With bankruptcy looming, Sam Bankman-Fried has stepped down as CEO of his cryptocurrency exchange, FTX.
On Friday, November 11th, FTX released a statement announcing that it would be filing for bankruptcy protection. In addition, almost 130 affiliated companies are mentioned in the proceedings that sent shock waves through the crypto community. In the 23-page filing, FTX details over 100,000 creditors, assets between $10 billion and $50 billion, and liabilities within the same ballpark.
Shortly after this grim announcement, the Miami Heat announced that they were ending their partnership with FTX and would be working towards changing the name of their arena. They renamed the stadium in June 2021 following a 19-year, $135 million sponsorship agreement with the exchange.

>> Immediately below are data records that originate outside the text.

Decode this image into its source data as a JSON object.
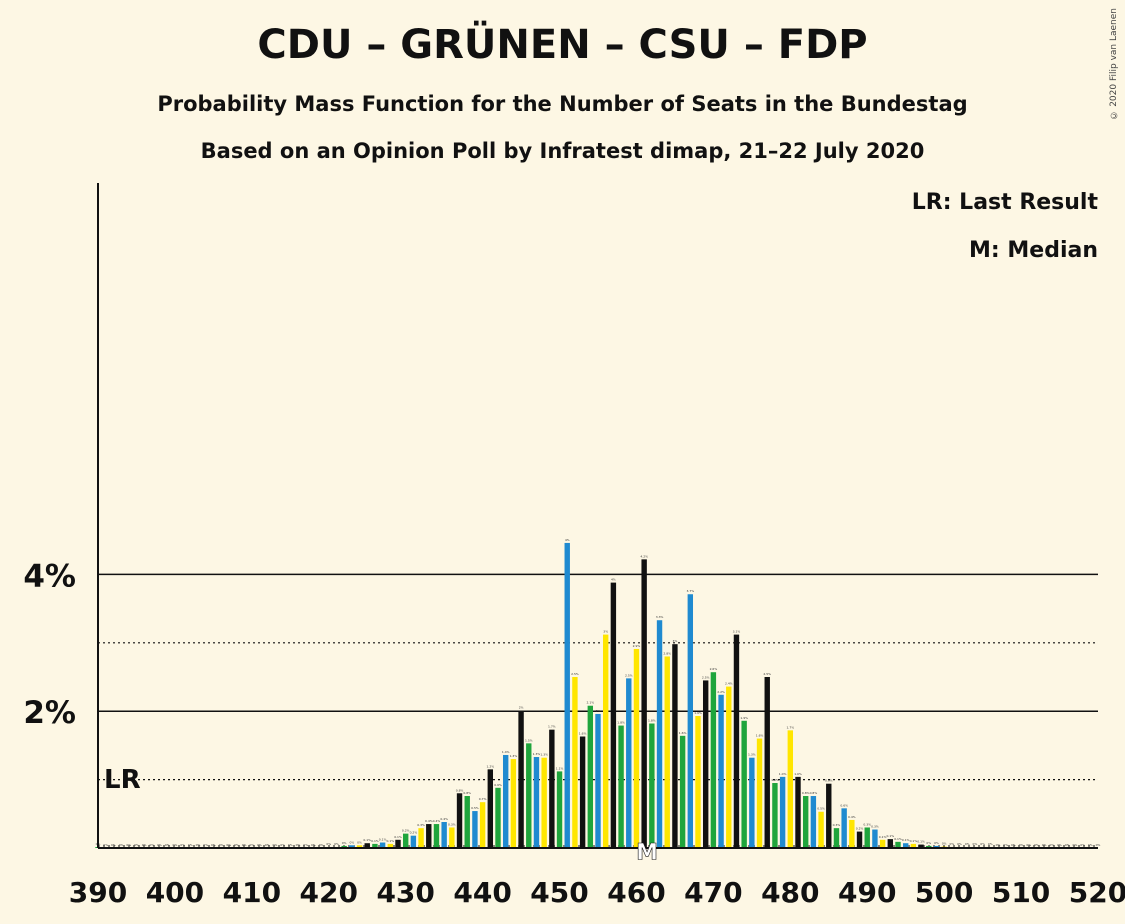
{
  "title": "CDU – GRÜNEN – CSU – FDP",
  "subtitle": "Probability Mass Function for the Number of Seats in the Bundestag",
  "subtitle2": "Based on an Opinion Poll by Infratest dimap, 21–22 July 2020",
  "copyright": "© 2020 Filip van Laenen",
  "legend": {
    "lr": "LR: Last Result",
    "median": "M: Median",
    "lr_marker": "LR",
    "median_marker": "M"
  },
  "colors": {
    "background": "#fdf7e4",
    "green": "#1fa53c",
    "blue": "#1f8ad0",
    "yellow": "#ffe600",
    "black": "#111111"
  },
  "chart_data": {
    "type": "bar",
    "xlabel": "",
    "ylabel": "",
    "xlim": [
      390,
      520
    ],
    "ylim": [
      0,
      4.8
    ],
    "x_ticks": [
      "390",
      "400",
      "410",
      "420",
      "430",
      "440",
      "450",
      "460",
      "470",
      "480",
      "490",
      "500",
      "510",
      "520"
    ],
    "y_ticks": [
      {
        "value": 2,
        "label": "2%"
      },
      {
        "value": 4,
        "label": "4%"
      }
    ],
    "gridlines_solid": [
      2,
      4
    ],
    "gridlines_dotted": [
      1,
      3
    ],
    "last_result_seats": 390,
    "median_seats": 461,
    "color_cycle": [
      "green",
      "blue",
      "yellow",
      "black"
    ],
    "seats": [
      390,
      391,
      392,
      393,
      394,
      395,
      396,
      397,
      398,
      399,
      400,
      401,
      402,
      403,
      404,
      405,
      406,
      407,
      408,
      409,
      410,
      411,
      412,
      413,
      414,
      415,
      416,
      417,
      418,
      419,
      420,
      421,
      422,
      423,
      424,
      425,
      426,
      427,
      428,
      429,
      430,
      431,
      432,
      433,
      434,
      435,
      436,
      437,
      438,
      439,
      440,
      441,
      442,
      443,
      444,
      445,
      446,
      447,
      448,
      449,
      450,
      451,
      452,
      453,
      454,
      455,
      456,
      457,
      458,
      459,
      460,
      461,
      462,
      463,
      464,
      465,
      466,
      467,
      468,
      469,
      470,
      471,
      472,
      473,
      474,
      475,
      476,
      477,
      478,
      479,
      480,
      481,
      482,
      483,
      484,
      485,
      486,
      487,
      488,
      489,
      490,
      491,
      492,
      493,
      494,
      495,
      496,
      497,
      498,
      499,
      500,
      501,
      502,
      503,
      504,
      505,
      506,
      507,
      508,
      509,
      510,
      511,
      512,
      513,
      514,
      515,
      516,
      517,
      518,
      519,
      520
    ],
    "probability_percent": [
      0.01,
      0.0,
      0.0,
      0.0,
      0.0,
      0.0,
      0.0,
      0.0,
      0.0,
      0.0,
      0.0,
      0.0,
      0.0,
      0.0,
      0.0,
      0.0,
      0.0,
      0.0,
      0.0,
      0.0,
      0.0,
      0.0,
      0.0,
      0.0,
      0.0,
      0.0,
      0.0,
      0.0,
      0.0,
      0.0,
      0.01,
      0.01,
      0.03,
      0.04,
      0.04,
      0.07,
      0.06,
      0.08,
      0.06,
      0.12,
      0.21,
      0.18,
      0.29,
      0.35,
      0.35,
      0.38,
      0.3,
      0.8,
      0.76,
      0.54,
      0.67,
      1.15,
      0.88,
      1.36,
      1.3,
      2.01,
      1.53,
      1.33,
      1.32,
      1.73,
      1.12,
      4.46,
      2.5,
      1.63,
      2.08,
      1.96,
      3.12,
      3.88,
      1.79,
      2.48,
      2.91,
      4.22,
      1.82,
      3.33,
      2.8,
      2.98,
      1.64,
      3.71,
      1.93,
      2.45,
      2.57,
      2.24,
      2.36,
      3.12,
      1.86,
      1.32,
      1.6,
      2.5,
      0.95,
      1.04,
      1.72,
      1.04,
      0.76,
      0.76,
      0.53,
      0.94,
      0.29,
      0.58,
      0.41,
      0.24,
      0.3,
      0.27,
      0.12,
      0.13,
      0.09,
      0.07,
      0.06,
      0.05,
      0.03,
      0.03,
      0.02,
      0.01,
      0.01,
      0.01,
      0.01,
      0.01,
      0.01,
      0.0,
      0.0,
      0.0,
      0.0,
      0.0,
      0.0,
      0.0,
      0.0,
      0.0,
      0.0,
      0.0,
      0.0,
      0.0,
      0.0
    ],
    "data_labels": [
      "0%",
      "0%",
      "0%",
      "0%",
      "0%",
      "0%",
      "0%",
      "0%",
      "0%",
      "0%",
      "0%",
      "0%",
      "0%",
      "0%",
      "0%",
      "0%",
      "0%",
      "0%",
      "0%",
      "0%",
      "0%",
      "0%",
      "0%",
      "0%",
      "0%",
      "0%",
      "0%",
      "0%",
      "0%",
      "0%",
      "0%",
      "0%",
      "0%",
      "0%",
      "0%",
      "0.1%",
      "0.1%",
      "0.1%",
      "0.1%",
      "0.1%",
      "0.2%",
      "0.2%",
      "0.3%",
      "0.4%",
      "0.4%",
      "0.4%",
      "0.3%",
      "0.8%",
      "0.8%",
      "0.5%",
      "0.7%",
      "1.2%",
      "0.9%",
      "1.4%",
      "1.3%",
      "2%",
      "1.5%",
      "1.3%",
      "1.3%",
      "1.7%",
      "1.1%",
      "4%",
      "2.5%",
      "1.6%",
      "2.1%",
      "2%",
      "3%",
      "4%",
      "1.8%",
      "2.5%",
      "2.9%",
      "4.2%",
      "1.8%",
      "3.3%",
      "2.8%",
      "3%",
      "1.6%",
      "3.7%",
      "1.9%",
      "2.5%",
      "2.6%",
      "2.2%",
      "2.4%",
      "3.1%",
      "1.9%",
      "1.3%",
      "1.6%",
      "2.5%",
      "1.0%",
      "1.0%",
      "1.7%",
      "1.0%",
      "0.8%",
      "0.8%",
      "0.5%",
      "0.9%",
      "0.3%",
      "0.6%",
      "0.4%",
      "0.2%",
      "0.3%",
      "0.3%",
      "0.1%",
      "0.1%",
      "0.1%",
      "0.1%",
      "0.1%",
      "0.1%",
      "0%",
      "0%",
      "0%",
      "0%",
      "0%",
      "0%",
      "0%",
      "0%",
      "0%",
      "0%",
      "0%",
      "0%",
      "0%",
      "0%",
      "0%",
      "0%",
      "0%",
      "0%",
      "0%",
      "0%",
      "0%",
      "0%",
      "0%"
    ]
  }
}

CoinDesk interviewed several current and former FTX employees, as well as those connected to Alameda Research, Bankman-Fried’s crypto trading firm. While speaking on the condition of anonymity, they each cited lack of oversight, conflicts of interest, and essentially a bunch of rich inexperienced kids as the root cause of the crypto exchange’s downfall.

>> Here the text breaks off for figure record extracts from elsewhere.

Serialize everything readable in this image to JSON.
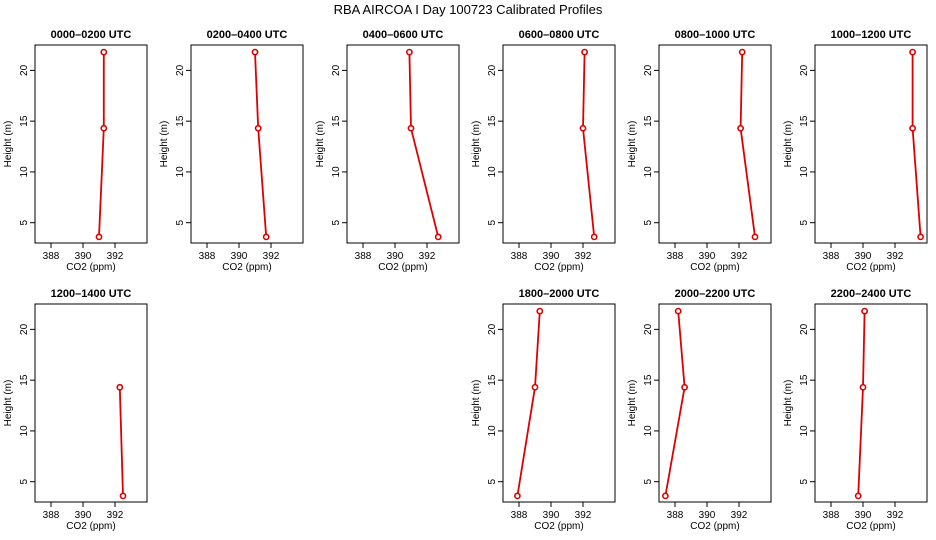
{
  "figure": {
    "title": "RBA AIRCOA I  Day 100723  Calibrated Profiles"
  },
  "colors": {
    "series": "#dd0000",
    "axis": "#000000",
    "background": "#ffffff"
  },
  "chart_data": [
    {
      "type": "line",
      "title": "0000–0200 UTC",
      "xlabel": "CO2 (ppm)",
      "ylabel": "Height (m)",
      "xlim": [
        387,
        394
      ],
      "ylim": [
        3,
        22.5
      ],
      "xticks": [
        388,
        390,
        392
      ],
      "yticks": [
        5,
        10,
        15,
        20
      ],
      "points": [
        {
          "x": 391.3,
          "y": 21.8
        },
        {
          "x": 391.3,
          "y": 14.3
        },
        {
          "x": 391.0,
          "y": 3.6
        }
      ]
    },
    {
      "type": "line",
      "title": "0200–0400 UTC",
      "xlabel": "CO2 (ppm)",
      "ylabel": "Height (m)",
      "xlim": [
        387,
        394
      ],
      "ylim": [
        3,
        22.5
      ],
      "xticks": [
        388,
        390,
        392
      ],
      "yticks": [
        5,
        10,
        15,
        20
      ],
      "points": [
        {
          "x": 391.0,
          "y": 21.8
        },
        {
          "x": 391.2,
          "y": 14.3
        },
        {
          "x": 391.7,
          "y": 3.6
        }
      ]
    },
    {
      "type": "line",
      "title": "0400–0600 UTC",
      "xlabel": "CO2 (ppm)",
      "ylabel": "Height (m)",
      "xlim": [
        387,
        394
      ],
      "ylim": [
        3,
        22.5
      ],
      "xticks": [
        388,
        390,
        392
      ],
      "yticks": [
        5,
        10,
        15,
        20
      ],
      "points": [
        {
          "x": 390.9,
          "y": 21.8
        },
        {
          "x": 391.0,
          "y": 14.3
        },
        {
          "x": 392.7,
          "y": 3.6
        }
      ]
    },
    {
      "type": "line",
      "title": "0600–0800 UTC",
      "xlabel": "CO2 (ppm)",
      "ylabel": "Height (m)",
      "xlim": [
        387,
        394
      ],
      "ylim": [
        3,
        22.5
      ],
      "xticks": [
        388,
        390,
        392
      ],
      "yticks": [
        5,
        10,
        15,
        20
      ],
      "points": [
        {
          "x": 392.1,
          "y": 21.8
        },
        {
          "x": 392.0,
          "y": 14.3
        },
        {
          "x": 392.7,
          "y": 3.6
        }
      ]
    },
    {
      "type": "line",
      "title": "0800–1000 UTC",
      "xlabel": "CO2 (ppm)",
      "ylabel": "Height (m)",
      "xlim": [
        387,
        394
      ],
      "ylim": [
        3,
        22.5
      ],
      "xticks": [
        388,
        390,
        392
      ],
      "yticks": [
        5,
        10,
        15,
        20
      ],
      "points": [
        {
          "x": 392.2,
          "y": 21.8
        },
        {
          "x": 392.1,
          "y": 14.3
        },
        {
          "x": 393.0,
          "y": 3.6
        }
      ]
    },
    {
      "type": "line",
      "title": "1000–1200 UTC",
      "xlabel": "CO2 (ppm)",
      "ylabel": "Height (m)",
      "xlim": [
        387,
        394
      ],
      "ylim": [
        3,
        22.5
      ],
      "xticks": [
        388,
        390,
        392
      ],
      "yticks": [
        5,
        10,
        15,
        20
      ],
      "points": [
        {
          "x": 393.1,
          "y": 21.8
        },
        {
          "x": 393.1,
          "y": 14.3
        },
        {
          "x": 393.6,
          "y": 3.6
        }
      ]
    },
    {
      "type": "line",
      "title": "1200–1400 UTC",
      "xlabel": "CO2 (ppm)",
      "ylabel": "Height (m)",
      "xlim": [
        387,
        394
      ],
      "ylim": [
        3,
        22.5
      ],
      "xticks": [
        388,
        390,
        392
      ],
      "yticks": [
        5,
        10,
        15,
        20
      ],
      "points": [
        {
          "x": 392.3,
          "y": 14.3
        },
        {
          "x": 392.5,
          "y": 3.6
        }
      ]
    },
    {
      "type": "line",
      "title": "1800–2000 UTC",
      "xlabel": "CO2 (ppm)",
      "ylabel": "Height (m)",
      "xlim": [
        387,
        394
      ],
      "ylim": [
        3,
        22.5
      ],
      "xticks": [
        388,
        390,
        392
      ],
      "yticks": [
        5,
        10,
        15,
        20
      ],
      "points": [
        {
          "x": 389.3,
          "y": 21.8
        },
        {
          "x": 389.0,
          "y": 14.3
        },
        {
          "x": 387.9,
          "y": 3.6
        }
      ]
    },
    {
      "type": "line",
      "title": "2000–2200 UTC",
      "xlabel": "CO2 (ppm)",
      "ylabel": "Height (m)",
      "xlim": [
        387,
        394
      ],
      "ylim": [
        3,
        22.5
      ],
      "xticks": [
        388,
        390,
        392
      ],
      "yticks": [
        5,
        10,
        15,
        20
      ],
      "points": [
        {
          "x": 388.2,
          "y": 21.8
        },
        {
          "x": 388.6,
          "y": 14.3
        },
        {
          "x": 387.4,
          "y": 3.6
        }
      ]
    },
    {
      "type": "line",
      "title": "2200–2400 UTC",
      "xlabel": "CO2 (ppm)",
      "ylabel": "Height (m)",
      "xlim": [
        387,
        394
      ],
      "ylim": [
        3,
        22.5
      ],
      "xticks": [
        388,
        390,
        392
      ],
      "yticks": [
        5,
        10,
        15,
        20
      ],
      "points": [
        {
          "x": 390.1,
          "y": 21.8
        },
        {
          "x": 390.0,
          "y": 14.3
        },
        {
          "x": 389.7,
          "y": 3.6
        }
      ]
    }
  ]
}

“The whole operation was run by a gang of kids in the Bahamas,” stated one anonymous source, referring to FTX and Alameda’s offices in the country within a coworking compound. Another employee shared that many staffers have been left in financial straits with the fall of FTX, having invested their life savings into the exchange.
FTX Director of Engineering Nishad Singh, Chief Technology Officer Gary Wang, and Alameda CEO Caroline Ellison were in sole control of the code, the exchange’s matching engine, and funds. Any moves and number manipulation they did would essentially go unnoticed, a staffer reported. Alameda is reported to have received $10 billion of FTX customer money.